Eventbrite, an online service where users create, share, and sell tickets for all types of events, announced June 18 that they have issued tickets and registrations equaling $1 billion in sales for its clients.
Eventbrite users have issued over 60 million tickets worldwide to date. According to CEO and co-founder Kevin Hartz, in January 2009 Eventbrite helped its event organizers issue $100 million in tickets, in December 2010 that number grew to $400 million, and now the company has reached $1 billion.
Launched in 2006 as an easy-to-use, self-service platform, the service enables users to create, market, and sell tickets to events of all sizes and types like conferences, classes, fundraisers, concerts, and social events. Eventbrite makes it easy for users to customize their event page, manage tickets and registration, setup payment processing, customize the checkout process, refund an order, and view a report of processed orders, among other services. Event organizers can also use Eventbrite to promote their event by sending out an email invitation, selling tickets on their website, or publishing the event to social networking sites.
Vanessa Hope Schneider, senior public relations manager for Eventbrite, told TicketNews in a recent email that the company utilized social media integration from a very early stage, allowing event organizers and ticketbuyers to share event information and ticket purchases on Facebook, Twitter, and LinkedIn. Based on a social commerce study conducted by Eventbrite, when an attendee shares event information on Facebook, it results in an additional $2.52 in ticket sales.
In addition to their all-in-one platform and social media integration, Eventbrite’s CEO Hartz attributes the company’s growth to several international launches and additions such as their mobile box office At The Door.

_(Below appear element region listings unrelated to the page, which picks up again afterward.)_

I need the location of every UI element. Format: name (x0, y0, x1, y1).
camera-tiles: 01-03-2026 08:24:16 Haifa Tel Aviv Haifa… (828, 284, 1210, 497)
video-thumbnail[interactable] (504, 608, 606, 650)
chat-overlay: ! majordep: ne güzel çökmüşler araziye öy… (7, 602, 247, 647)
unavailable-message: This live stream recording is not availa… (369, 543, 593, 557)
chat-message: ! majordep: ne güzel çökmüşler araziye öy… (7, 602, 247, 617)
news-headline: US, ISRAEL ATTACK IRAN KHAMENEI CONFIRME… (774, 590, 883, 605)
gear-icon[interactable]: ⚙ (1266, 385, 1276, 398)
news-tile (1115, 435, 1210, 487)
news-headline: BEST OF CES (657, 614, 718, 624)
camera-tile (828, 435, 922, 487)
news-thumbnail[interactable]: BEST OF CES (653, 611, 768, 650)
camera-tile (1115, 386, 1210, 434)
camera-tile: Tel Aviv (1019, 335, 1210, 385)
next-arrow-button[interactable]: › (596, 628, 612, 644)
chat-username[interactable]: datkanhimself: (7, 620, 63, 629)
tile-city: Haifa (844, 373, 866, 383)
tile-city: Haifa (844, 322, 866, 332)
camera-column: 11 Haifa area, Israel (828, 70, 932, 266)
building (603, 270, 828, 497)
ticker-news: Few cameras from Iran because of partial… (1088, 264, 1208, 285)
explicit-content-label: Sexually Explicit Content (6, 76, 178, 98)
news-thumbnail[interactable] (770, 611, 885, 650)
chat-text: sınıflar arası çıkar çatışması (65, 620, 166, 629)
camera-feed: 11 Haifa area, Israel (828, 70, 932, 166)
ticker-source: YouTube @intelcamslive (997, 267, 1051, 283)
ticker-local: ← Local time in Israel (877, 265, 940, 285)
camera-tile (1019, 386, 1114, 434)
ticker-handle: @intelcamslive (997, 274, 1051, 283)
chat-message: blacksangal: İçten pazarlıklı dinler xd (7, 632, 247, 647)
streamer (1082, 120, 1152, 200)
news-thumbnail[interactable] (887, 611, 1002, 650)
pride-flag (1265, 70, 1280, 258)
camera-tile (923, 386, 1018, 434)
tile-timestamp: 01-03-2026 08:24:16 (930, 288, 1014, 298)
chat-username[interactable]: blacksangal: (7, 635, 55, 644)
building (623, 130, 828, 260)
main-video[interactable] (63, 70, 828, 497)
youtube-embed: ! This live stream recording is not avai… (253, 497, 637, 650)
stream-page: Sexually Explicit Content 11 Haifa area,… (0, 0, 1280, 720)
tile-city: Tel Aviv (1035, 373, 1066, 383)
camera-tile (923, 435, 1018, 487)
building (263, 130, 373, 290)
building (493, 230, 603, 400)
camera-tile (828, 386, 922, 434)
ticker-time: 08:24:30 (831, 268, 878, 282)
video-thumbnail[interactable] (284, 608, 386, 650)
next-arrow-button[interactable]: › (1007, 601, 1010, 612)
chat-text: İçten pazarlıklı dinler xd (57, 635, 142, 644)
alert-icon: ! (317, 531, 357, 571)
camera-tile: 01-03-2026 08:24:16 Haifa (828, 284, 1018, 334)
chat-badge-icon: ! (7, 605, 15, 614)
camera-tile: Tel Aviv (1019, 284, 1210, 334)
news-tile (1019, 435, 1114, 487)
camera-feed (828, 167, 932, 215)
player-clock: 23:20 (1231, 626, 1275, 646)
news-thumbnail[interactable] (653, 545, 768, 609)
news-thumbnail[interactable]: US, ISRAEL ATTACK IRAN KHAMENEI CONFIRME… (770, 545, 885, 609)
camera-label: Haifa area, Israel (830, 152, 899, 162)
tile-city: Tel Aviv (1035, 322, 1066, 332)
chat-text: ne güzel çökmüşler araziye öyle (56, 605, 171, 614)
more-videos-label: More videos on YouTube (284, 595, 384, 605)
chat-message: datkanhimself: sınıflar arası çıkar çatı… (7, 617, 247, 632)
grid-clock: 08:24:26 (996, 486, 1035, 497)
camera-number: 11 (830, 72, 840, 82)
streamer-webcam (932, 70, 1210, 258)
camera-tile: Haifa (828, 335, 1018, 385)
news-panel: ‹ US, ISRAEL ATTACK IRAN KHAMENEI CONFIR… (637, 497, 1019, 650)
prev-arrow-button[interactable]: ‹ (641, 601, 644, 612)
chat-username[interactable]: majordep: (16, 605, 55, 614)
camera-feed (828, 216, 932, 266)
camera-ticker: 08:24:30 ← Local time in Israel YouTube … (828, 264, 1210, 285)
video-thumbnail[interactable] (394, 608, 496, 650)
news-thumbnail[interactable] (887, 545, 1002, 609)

According to the June 18 press release, the company’s top markets are the United States, the United Kingdom, Canada, Australia, and the Netherlands.
Eventbrite’s mobile box office At The Door allows organizers to sell tickets and merchandise the day of the event using an iPad interface. Users can also accept major credit cards by attaching a card reader and print tickets right on the spot using a mobile printer. Eventbrite’s Entry Manager is a free app that organizers can use to scan tickets.
The online ticketing platform has also developed an app geared toward the ticketbuyer. The Eventbrite Mobile App is a free app that attendees can use to pull up their ticket on their phone, view event information and directions, and share event details with friends to encourage them to attend.
Eventbrite is free for organizers who are creating a free event. If tickets are being sold online, users are charged 2.5 percent plus $0.99 per ticket in addition to processing fees. For users who wish to sell tickets at the door using Eventbrite’s At The Door service, only 3 percent of the ticket value is charged when using credit card processing.
Eventbrite events were created in over 170 countries in 2011 alone and that number continues to grow. The online ticketing platform strives to deliver their service to a global audience in places like Canada, Australia, New Zealand, the UK, Spain, and France. “We are always excited to watch the gross ticket sales figures, because really these numbers measure the achievements of our customers,” said president and co-founder Julia Hartz. “When Kevin and I founded Eventbrite with our CTO Renaud Visage, we focused on making payments easy to collect for anyone hosting an event. We believe in the importance of offline gatherings, and we’re thrilled to help bring communities of people together who share an interest or passion.”